В последние годы появилась возможность сделать микроскопическое изображение цифровым. Сделать фотографию можно было и раньше, но сколько таких фотографий потребовалось бы, чтобы получить аналог Google-карты, еще и на разных увеличениях. Создать цифровые микропрепараты оказалось не так и просто: они требуют огромных вычислительных мощностей из-за своих размеров. В среднем один микропрепарат имеет размер около пяти гигабайт, а количество таких микропрепаратов от одного исследования может достигать десятков. То есть в день одна средних размеров лаборатория создает сотни гигабайт информации, которые необходимо где-то хранить и как-то с ними работать. Другая технологическая сложность – автоматическое сканирование.
Чтобы оцифровать сотни микропрепаратов в день, ваша «камера» должна сама наводить фокус, регулировать свет, и у нее должен быть модуль подачи этих микропрепаратов. Последнее казалось чуть ли не непреодолимой пропастью, когда речь заходила о десятках и сотнях стекол. К счастью, сегодня уже есть производители, которые с той или иной степенью успеха решили все эти задачи.
Например, в сканер Philips можно загрузить сразу 300 стекол. Такие мощные устройства значительно упрощают и ускоряют работу патоморфологов. Они могут сканировать примерно по одному препарату в минуту – то есть 480 стекол за восьмичасовую смену. Процесс настолько автоматизирован, что препараты для оцифровки можно оставить в сканере на ночь, а утром получить результат. Сканер самостоятельно находит и выстраивает фокус изображения без вмешательства человека. За 60 секунд патоморфолог получает качественное цифровое изображение среза ткани, с которым можно работать на компьютере.

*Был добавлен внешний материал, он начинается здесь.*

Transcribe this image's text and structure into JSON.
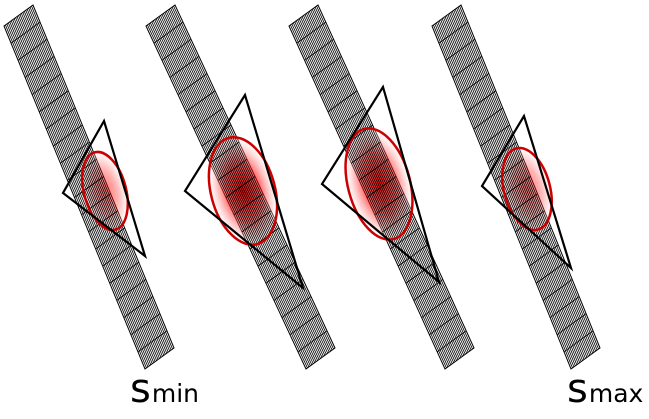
{
  "labels": {
    "min": {
      "main": "s",
      "sub": "min"
    },
    "max": {
      "main": "s",
      "sub": "max"
    }
  },
  "colors": {
    "background": "#ffffff",
    "grid": "#000000",
    "triangle": "#000000",
    "ellipse_outline": "#cc0000",
    "gaussian_center": "#ff0000",
    "gaussian_edge": "#ffffff"
  },
  "slices": [
    {
      "id": "slice-1",
      "intensity": 0.55
    },
    {
      "id": "slice-2",
      "intensity": 1.0
    },
    {
      "id": "slice-3",
      "intensity": 0.95
    },
    {
      "id": "slice-4",
      "intensity": 0.55
    }
  ]
}
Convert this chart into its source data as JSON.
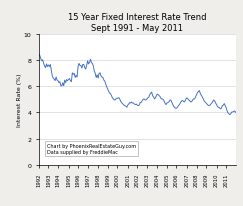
{
  "title": "15 Year Fixed Interest Rate Trend\nSept 1991 - May 2011",
  "ylabel": "Interest Rate (%)",
  "annotation_line1": "Chart by PhoenixRealEstateGuy.com",
  "annotation_line2": "Data supplied by FreddieMac",
  "ylim": [
    0,
    10
  ],
  "yticks": [
    0,
    2,
    4,
    6,
    8,
    10
  ],
  "line_color": "#4472C4",
  "background_color": "#f0eeeb",
  "plot_bg_color": "#ffffff",
  "x_labels": [
    "1992",
    "1993",
    "1994",
    "1995",
    "1996",
    "1997",
    "1998",
    "1999",
    "2000",
    "2001",
    "2002",
    "2003",
    "2004",
    "2005",
    "2006",
    "2007",
    "2008",
    "2009",
    "2010",
    "2011"
  ],
  "rates": [
    8.48,
    8.36,
    8.12,
    7.96,
    8.04,
    7.76,
    7.56,
    7.44,
    7.72,
    7.52,
    7.64,
    7.52,
    7.68,
    7.24,
    6.8,
    6.64,
    6.56,
    6.44,
    6.72,
    6.48,
    6.44,
    6.28,
    6.36,
    6.04,
    6.04,
    6.28,
    6.04,
    6.48,
    6.28,
    6.52,
    6.44,
    6.52,
    6.6,
    6.44,
    6.36,
    7.04,
    6.92,
    7.0,
    6.68,
    6.84,
    6.72,
    7.52,
    7.76,
    7.6,
    7.6,
    7.4,
    7.68,
    7.68,
    7.44,
    7.32,
    7.6,
    7.96,
    7.72,
    7.84,
    8.08,
    7.84,
    7.76,
    7.56,
    7.16,
    7.0,
    6.68,
    6.88,
    6.64,
    7.0,
    7.04,
    6.8,
    6.72,
    6.68,
    6.48,
    6.4,
    6.16,
    5.96,
    5.8,
    5.64,
    5.48,
    5.44,
    5.28,
    5.12,
    5.04,
    4.96,
    4.96,
    5.08,
    5.08,
    5.12,
    5.12,
    4.96,
    4.8,
    4.72,
    4.64,
    4.56,
    4.52,
    4.48,
    4.4,
    4.56,
    4.64,
    4.76,
    4.72,
    4.8,
    4.72,
    4.72,
    4.64,
    4.6,
    4.64,
    4.56,
    4.52,
    4.56,
    4.76,
    4.76,
    4.88,
    5.0,
    5.04,
    4.96,
    4.96,
    5.04,
    5.12,
    5.16,
    5.36,
    5.48,
    5.56,
    5.28,
    5.2,
    5.04,
    5.12,
    5.28,
    5.4,
    5.36,
    5.28,
    5.2,
    5.04,
    5.04,
    5.0,
    4.88,
    4.72,
    4.6,
    4.72,
    4.76,
    4.8,
    4.92,
    4.96,
    4.8,
    4.64,
    4.48,
    4.4,
    4.32,
    4.32,
    4.4,
    4.52,
    4.6,
    4.72,
    4.84,
    4.92,
    4.88,
    4.8,
    4.88,
    5.04,
    5.12,
    5.04,
    4.96,
    4.88,
    4.8,
    4.84,
    4.96,
    5.04,
    5.04,
    5.2,
    5.36,
    5.52,
    5.6,
    5.68,
    5.44,
    5.32,
    5.2,
    5.04,
    4.88,
    4.8,
    4.72,
    4.64,
    4.56,
    4.52,
    4.56,
    4.64,
    4.72,
    4.84,
    4.96,
    4.88,
    4.72,
    4.6,
    4.44,
    4.4,
    4.36,
    4.28,
    4.32,
    4.52,
    4.56,
    4.68,
    4.52,
    4.36,
    4.12,
    3.96,
    3.88,
    3.84,
    3.92,
    4.04,
    4.04,
    4.08,
    4.12,
    4.0
  ]
}
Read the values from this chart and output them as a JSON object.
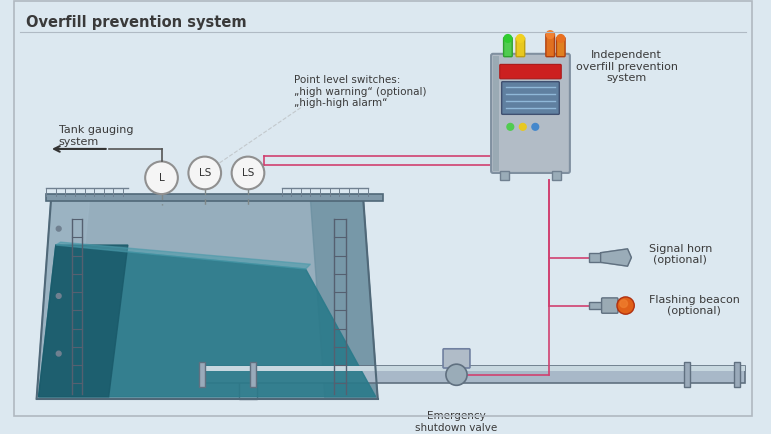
{
  "title": "Overfill prevention system",
  "bg_color": "#dce8f0",
  "labels": {
    "tank_gauging": "Tank gauging\nsystem",
    "point_level": "Point level switches:\n„high warning“ (optional)\n„high-high alarm“",
    "independent": "Independent\noverfill prevention\nsystem",
    "signal_horn": "Signal horn\n(optional)",
    "flashing_beacon": "Flashing beacon\n(optional)",
    "emergency_shutdown": "Emergency\nshutdown valve"
  },
  "colors": {
    "tank_outer": "#8fa8b8",
    "tank_mid": "#6a8fa0",
    "tank_liquid_top": "#4a9aaa",
    "tank_liquid_mid": "#2a7a8a",
    "tank_liquid_dark": "#1a5a6a",
    "tank_steel": "#a0b8c8",
    "tank_shadow": "#506878",
    "pipe_color": "#a8b8c8",
    "pipe_dark": "#8098a8",
    "pipe_edge": "#607080",
    "control_box_body": "#aab4be",
    "control_box_edge": "#808898",
    "wire_color": "#d04070",
    "instrument_circle": "#f5f5f5",
    "instrument_border": "#909090",
    "text_color": "#3a3a3a",
    "green_light": "#50cc50",
    "yellow_light": "#e8c820",
    "orange_light": "#e07020",
    "red_alarm": "#cc2020",
    "beacon_orange": "#e06018"
  }
}
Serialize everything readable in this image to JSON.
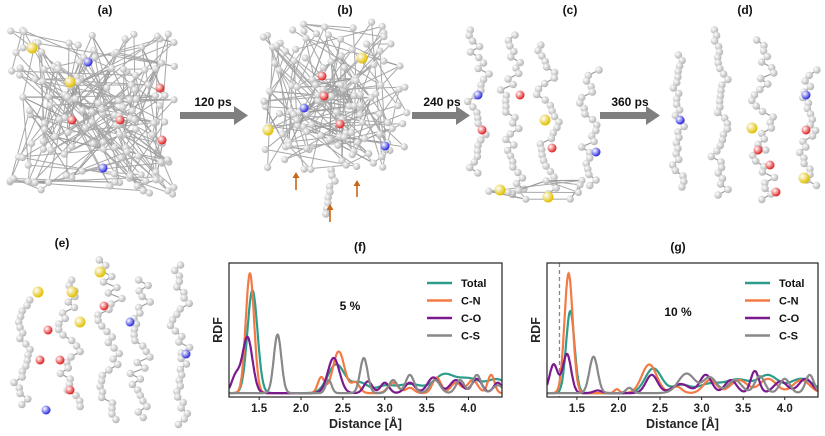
{
  "panels": {
    "a": "(a)",
    "b": "(b)",
    "c": "(c)",
    "d": "(d)",
    "e": "(e)",
    "f": "(f)",
    "g": "(g)"
  },
  "steps": [
    "120 ps",
    "240 ps",
    "360 ps"
  ],
  "colors": {
    "carbon": "#b4b4b4",
    "nitrogen": "#2a2ae0",
    "oxygen": "#e02020",
    "sulfur": "#e0c000",
    "arrow": "#7f7f7f",
    "marker_arrow": "#c8671a"
  },
  "chart_data": [
    {
      "type": "line",
      "panel": "(f)",
      "annotation": "5 %",
      "xlabel": "Distance [Å]",
      "ylabel": "RDF",
      "xlim": [
        1.14,
        4.4
      ],
      "ylim": [
        -0.03,
        1.0
      ],
      "xticks": [
        "1.5",
        "2.0",
        "2.5",
        "3.0",
        "3.5",
        "4.0"
      ],
      "legend": "top-right",
      "vline": null,
      "series": [
        {
          "name": "Total",
          "color": "#2e9c8a",
          "peaks": [
            [
              1.42,
              0.79,
              0.06
            ],
            [
              2.42,
              0.22,
              0.1
            ],
            [
              2.7,
              0.08,
              0.1
            ],
            [
              3.0,
              0.05,
              0.1
            ],
            [
              3.3,
              0.07,
              0.15
            ],
            [
              3.7,
              0.13,
              0.12
            ],
            [
              4.0,
              0.11,
              0.15
            ],
            [
              4.35,
              0.1,
              0.12
            ]
          ]
        },
        {
          "name": "C-N",
          "color": "#f47a45",
          "peaks": [
            [
              1.39,
              0.92,
              0.05
            ],
            [
              2.24,
              0.12,
              0.04
            ],
            [
              2.45,
              0.32,
              0.07
            ],
            [
              2.65,
              0.08,
              0.05
            ],
            [
              3.1,
              0.08,
              0.06
            ],
            [
              3.3,
              0.04,
              0.05
            ],
            [
              3.62,
              0.12,
              0.05
            ],
            [
              3.85,
              0.08,
              0.06
            ],
            [
              4.05,
              0.1,
              0.06
            ],
            [
              4.27,
              0.14,
              0.04
            ]
          ]
        },
        {
          "name": "C-O",
          "color": "#7a1a8c",
          "peaks": [
            [
              1.22,
              0.13,
              0.05
            ],
            [
              1.36,
              0.43,
              0.06
            ],
            [
              2.39,
              0.27,
              0.07
            ],
            [
              2.8,
              0.09,
              0.05
            ],
            [
              3.0,
              0.08,
              0.05
            ],
            [
              3.3,
              0.08,
              0.06
            ],
            [
              3.58,
              0.12,
              0.07
            ],
            [
              3.85,
              0.1,
              0.07
            ],
            [
              4.1,
              0.11,
              0.06
            ],
            [
              4.35,
              0.08,
              0.05
            ]
          ]
        },
        {
          "name": "C-S",
          "color": "#888888",
          "peaks": [
            [
              1.72,
              0.45,
              0.045
            ],
            [
              2.33,
              0.1,
              0.035
            ],
            [
              2.75,
              0.27,
              0.045
            ],
            [
              3.1,
              0.1,
              0.05
            ],
            [
              3.3,
              0.14,
              0.05
            ],
            [
              3.6,
              0.1,
              0.06
            ],
            [
              3.9,
              0.1,
              0.05
            ],
            [
              4.1,
              0.14,
              0.05
            ],
            [
              4.35,
              0.06,
              0.06
            ]
          ]
        }
      ]
    },
    {
      "type": "line",
      "panel": "(g)",
      "annotation": "10 %",
      "xlabel": "Distance [Å]",
      "ylabel": "RDF",
      "xlim": [
        1.14,
        4.4
      ],
      "ylim": [
        -0.03,
        1.0
      ],
      "xticks": [
        "1.5",
        "2.0",
        "2.5",
        "3.0",
        "3.5",
        "4.0"
      ],
      "legend": "top-right",
      "vline": 1.29,
      "series": [
        {
          "name": "Total",
          "color": "#2e9c8a",
          "peaks": [
            [
              1.42,
              0.63,
              0.05
            ],
            [
              2.42,
              0.19,
              0.1
            ],
            [
              2.75,
              0.06,
              0.1
            ],
            [
              3.1,
              0.07,
              0.15
            ],
            [
              3.45,
              0.1,
              0.15
            ],
            [
              3.8,
              0.13,
              0.12
            ],
            [
              4.2,
              0.11,
              0.15
            ]
          ]
        },
        {
          "name": "C-N",
          "color": "#f47a45",
          "peaks": [
            [
              1.4,
              0.92,
              0.05
            ],
            [
              1.98,
              0.03,
              0.03
            ],
            [
              2.37,
              0.22,
              0.09
            ],
            [
              2.7,
              0.05,
              0.06
            ],
            [
              3.1,
              0.1,
              0.08
            ],
            [
              3.45,
              0.1,
              0.1
            ],
            [
              3.8,
              0.11,
              0.1
            ],
            [
              4.2,
              0.1,
              0.1
            ]
          ]
        },
        {
          "name": "C-O",
          "color": "#7a1a8c",
          "peaks": [
            [
              1.22,
              0.22,
              0.05
            ],
            [
              1.38,
              0.3,
              0.05
            ],
            [
              1.75,
              0.02,
              0.05
            ],
            [
              2.4,
              0.14,
              0.07
            ],
            [
              2.75,
              0.07,
              0.1
            ],
            [
              3.05,
              0.14,
              0.07
            ],
            [
              3.35,
              0.1,
              0.07
            ],
            [
              3.64,
              0.17,
              0.05
            ],
            [
              3.95,
              0.09,
              0.08
            ],
            [
              4.25,
              0.11,
              0.08
            ]
          ]
        },
        {
          "name": "C-S",
          "color": "#888888",
          "peaks": [
            [
              1.7,
              0.28,
              0.05
            ],
            [
              2.13,
              0.04,
              0.04
            ],
            [
              2.82,
              0.15,
              0.1
            ],
            [
              3.1,
              0.12,
              0.08
            ],
            [
              3.4,
              0.1,
              0.08
            ],
            [
              3.7,
              0.13,
              0.06
            ],
            [
              4.0,
              0.11,
              0.06
            ],
            [
              4.3,
              0.14,
              0.05
            ]
          ]
        }
      ]
    }
  ]
}
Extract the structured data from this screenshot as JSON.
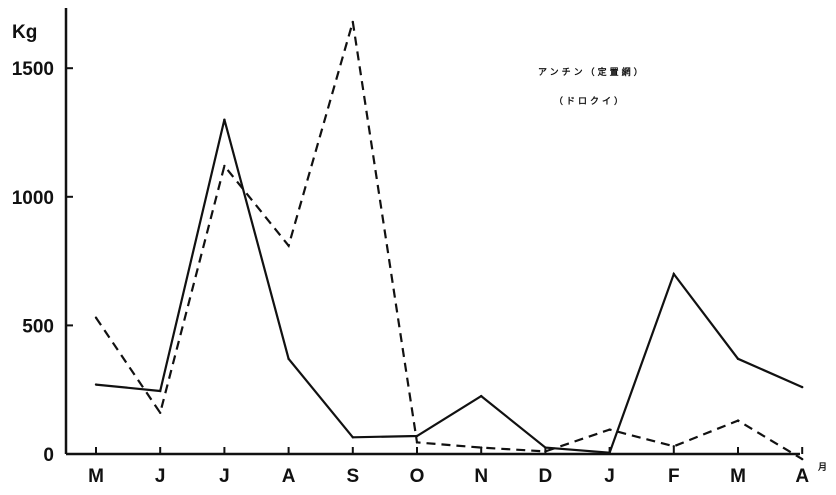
{
  "chart_data": {
    "type": "line",
    "title": "",
    "ylabel": "Kg",
    "xunit": "月",
    "categories": [
      "M",
      "J",
      "J",
      "A",
      "S",
      "O",
      "N",
      "D",
      "J",
      "F",
      "M",
      "A"
    ],
    "ylim": [
      0,
      1700
    ],
    "yticks": [
      0,
      500,
      1000,
      1500
    ],
    "grid": false,
    "annotations": [
      "アンチン（定置網）",
      "（ドロクイ）"
    ],
    "series": [
      {
        "style": "solid",
        "values": [
          270,
          245,
          1300,
          370,
          65,
          70,
          225,
          25,
          5,
          700,
          370,
          260
        ]
      },
      {
        "style": "dashed",
        "values": [
          530,
          160,
          1120,
          810,
          1680,
          45,
          25,
          10,
          95,
          30,
          130,
          -20
        ]
      }
    ],
    "colors": {
      "line": "#111111",
      "axis": "#111111",
      "background": "#ffffff"
    }
  }
}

Специальное программное обеспечение позволяет эксперту детально рассматривать и анализировать изображение. Кроме того, изображения можно отправлять для анализа другим врачам, даже если они находятся далеко от лаборатории; можно работать над заключением совместно с коллегами, подключенными по интернету. Будущее патоморфологии: искусственный интеллект и машинное обучение
Медицина в целом – очень консервативная область, изменения даются ей с трудом, ведь на кону стоят жизни и здоровье людей. Состояние, а точнее, изменения в патологической анатомии сегодня – это редкий случай, когда про область медицины можно сказать, что она находится на пороге принципиально нового этапа, и причина этому – возможности искусственного интеллекта, двери для которого открывает оцифрованное изображение. Врачи и исследователи только делают первые шаги в этом направлении, только пытаются понять, где и каким образом возможности компьютерного зрения будут наиболее эффективны. Мы уже видим, что в тандеме с искусственным интеллектом врач быстрее и точнее находит опухоль.
И если точность у опытного специалиста поднимается лишь на процентные пункты, то скорость работы возрастает в разы как у молодого специалиста, так и у опытного. Специалисты, которые попробовали исследовать микропрепараты с помощью компьютерного зрения, уже не хотят от него отказываться. Искусственный интеллект станет таким же обыденным и мощным инструментом, как микроскоп и молекулярная биология. Он снизит риск ошибок, увеличит объем анализируемых данных, повысит точность диагноза. Внедрению цифровых технологий в медицине препятствует скепсис части профессионального сообщества, а также финансовые и инфраструктурные ограничения.
Однако, несмотря на все трудности, инновации внедряются и постепенно становятся неотъемлемой частью здравоохранения: современные диагностика и лечение радикально отличаются от тех, что существовали двадцать лет назад. Это сделает постановку диагноза быстрой и точной, лечение – более эффективным, что в итоге улучшит здоровье многих людей.